| 要旨トップ | 目次 | 日本生態学会第60回全国大会 (2013年3月,静岡) 講演要旨
ESJ60 Abstract


一般講演(ポスター発表) P2-115 (Poster presentation)

ケヤキの種子二型性とハビタット選択

*大山裕貴(東北大・農),清和研二(東北大・農)

ケヤキは、結果枝についたまま落下して風により散布される結果枝種子と種子のみで落下する単体落下種子の二つのタイプの種子を持つ。結果枝種子の方が単体落下種子より散布距離が長いが、両者の発芽率や充実率、他殖率にはあまり差が見られない。

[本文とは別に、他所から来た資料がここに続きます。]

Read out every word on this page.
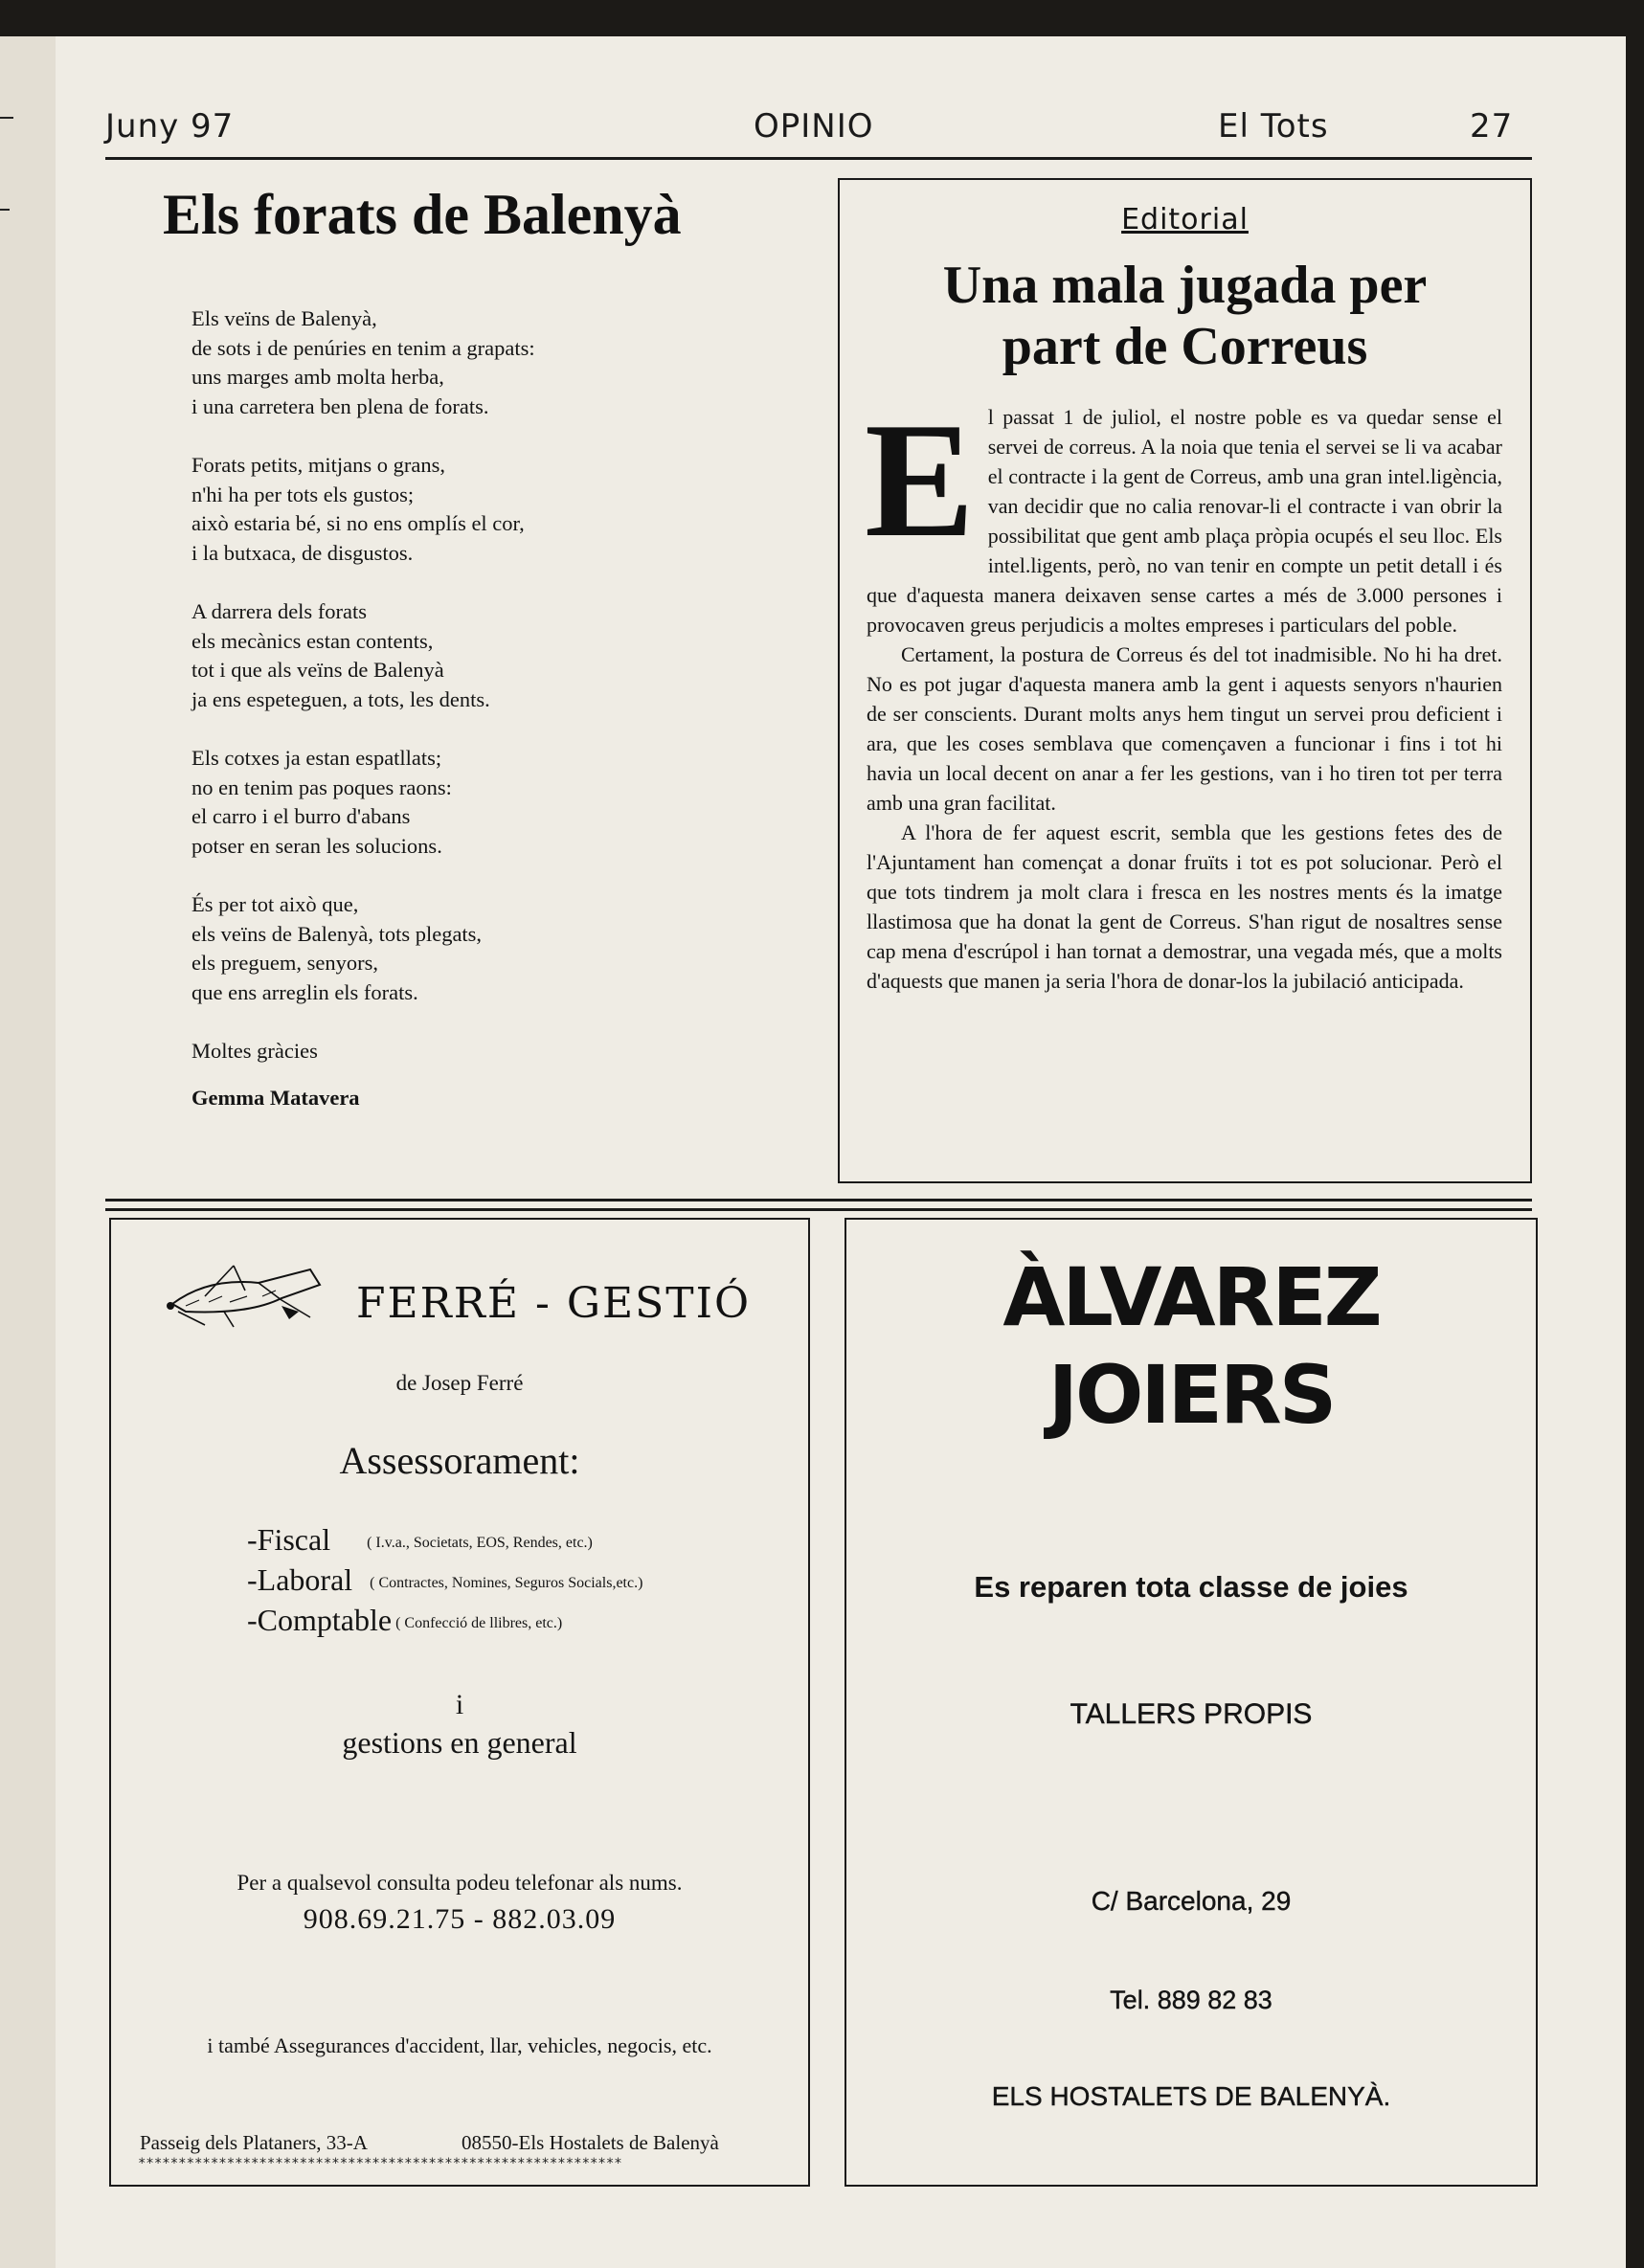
Juny 97	OPINIO	El Tots	27
Els forats de Balenyà
Els veïns de Balenyà,
de sots i de penúries en tenim a grapats:
uns marges amb molta herba,
i una carretera ben plena de forats.
Forats petits, mitjans o grans,
n'hi ha per tots els gustos;
això estaria bé, si no ens omplís el cor,
i la butxaca, de disgustos.
A darrera dels forats
els mecànics estan contents,
tot i que als veïns de Balenyà
ja ens espeteguen, a tots, les dents.
Els cotxes ja estan espatllats;
no en tenim pas poques raons:
el carro i el burro d'abans
potser en seran les solucions.
És per tot això que,
els veïns de Balenyà, tots plegats,
els preguem, senyors,
que ens arreglin els forats.
Moltes gràcies
Gemma Matavera
Editorial
Una mala jugada per
part de Correus

El passat 1 de juliol, el nostre poble es va quedar sense el servei de correus. A la noia que tenia el servei se li va acabar el contracte i la gent de Correus, amb una gran intel.ligència, van decidir que no calia renovar-li el contracte i van obrir la possibilitat que gent amb plaça pròpia ocupés el seu lloc. Els intel.ligents, però, no van tenir en compte un petit detall i és que d'aquesta manera deixaven sense cartes a més de 3.000 persones i provocaven greus perjudicis a moltes empreses i particulars del poble.

Certament, la postura de Correus és del tot inadmisible. No hi ha dret. No es pot jugar d'aquesta manera amb la gent i aquests senyors n'haurien de ser conscients. Durant molts anys hem tingut un servei prou deficient i ara, que les coses semblava que començaven a funcionar i fins i tot hi havia un local decent on anar a fer les gestions, van i ho tiren tot per terra amb una gran facilitat.

A l'hora de fer aquest escrit, sembla que les gestions fetes des de l'Ajuntament han començat a donar fruïts i tot es pot solucionar. Però el que tots tindrem ja molt clara i fresca en les nostres ments és la imatge llastimosa que ha donat la gent de Correus. S'han rigut de nosaltres sense cap mena d'escrúpol i han tornat a demostrar, una vegada més, que a molts d'aquests que manen ja seria l'hora de donar-los la jubilació anticipada.

FERRÉ - GESTIÓ
de Josep Ferré
Assessorament:
-Fiscal ( I.v.a., Societats, EOS, Rendes, etc.)
-Laboral ( Contractes, Nomines, Seguros Socials,etc.)
-Comptable ( Confecció de llibres, etc.)
i
gestions en general
Per a qualsevol consulta podeu telefonar als nums.
908.69.21.75 - 882.03.09
i també Assegurances d'accident, llar, vehicles, negocis, etc.
Passeig dels Plataners, 33-A	08550-Els Hostalets de Balenyà
************************************************************
ÀLVAREZ
JOIERS
Es reparen tota classe de joies
TALLERS PROPIS
C/ Barcelona, 29
Tel. 889 82 83
ELS HOSTALETS DE BALENYÀ.
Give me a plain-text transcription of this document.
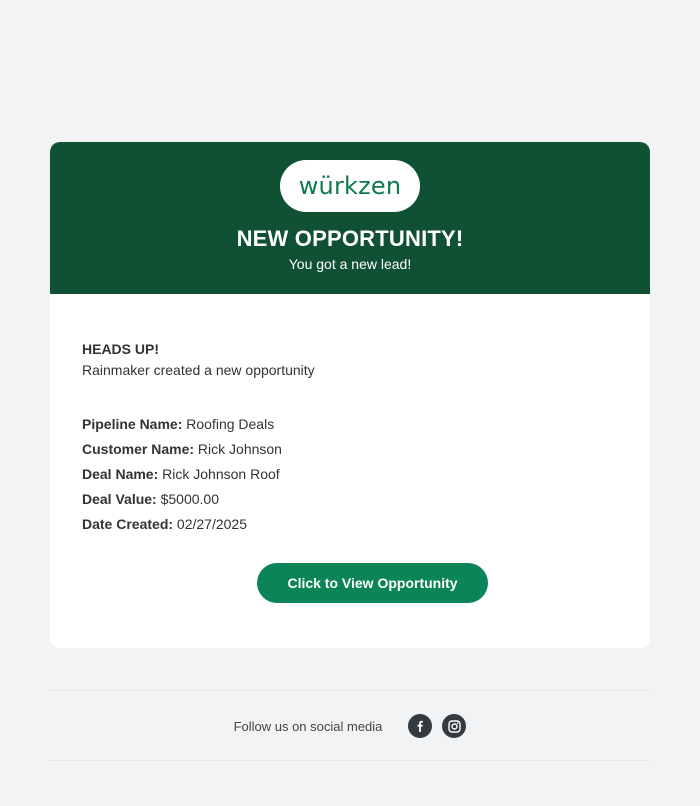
würkzen
NEW OPPORTUNITY!
You got a new lead!
HEADS UP!
Rainmaker created a new opportunity
Pipeline Name: Roofing Deals
Customer Name: Rick Johnson
Deal Name: Rick Johnson Roof
Deal Value: $5000.00
Date Created: 02/27/2025
Click to View Opportunity
Follow us on social media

一般に大ギャップに依存して一斉更新し、寿命の短い遷移初期種は散布距離が長い傾向がある。このように、生育立地や更新様式、生活様式などが散布距離に影響していると考えられる。今回はケヤキの生育立地を明らかにし、母樹からの距離別の実生の分布を調べることでケヤキの更新様式を調査し、ケヤキの二タイプの種子の散布距離の差の持つ意味について考察する。

今回の実験では、宮城県の広葉樹賦存状況調査のデータを用い、ケヤキの生育立地について調査を行った。解析の結果、傾斜の大きい環境においてケヤキの出現率や優先度が高い傾向が見られた。また、齢級が高い立地で出現率は高い傾向が見られた。このように、ケヤキは急傾斜地で高密度に優占するが、平坦地においても林齢が高い立地ではケヤキが生育していると考えられる。

次に、平地でケヤキの散布距離がどのような意味を持つか実験を行った。岩手県一関市自鏡山でケヤキの母樹からの距離別にプロットを作り、母樹からの距離による実生の生育の違いを調査した。当年生実生の密度は、母樹の近くで高くなったのに対し、二年目以降の稚樹の密度は当年生ほど近くで高くならなかった。稚樹の高さは母樹の遠くにおいて高くなる傾向が見られた。これらのことから、母樹の近くには多くの種子が散布されるが、生存率や成長率は母樹の遠くにおいて良好であると考えられる。従って、平地においては単体落下種子に比べ遠くへ散布される結果枝種子の方が有利となると考えられる。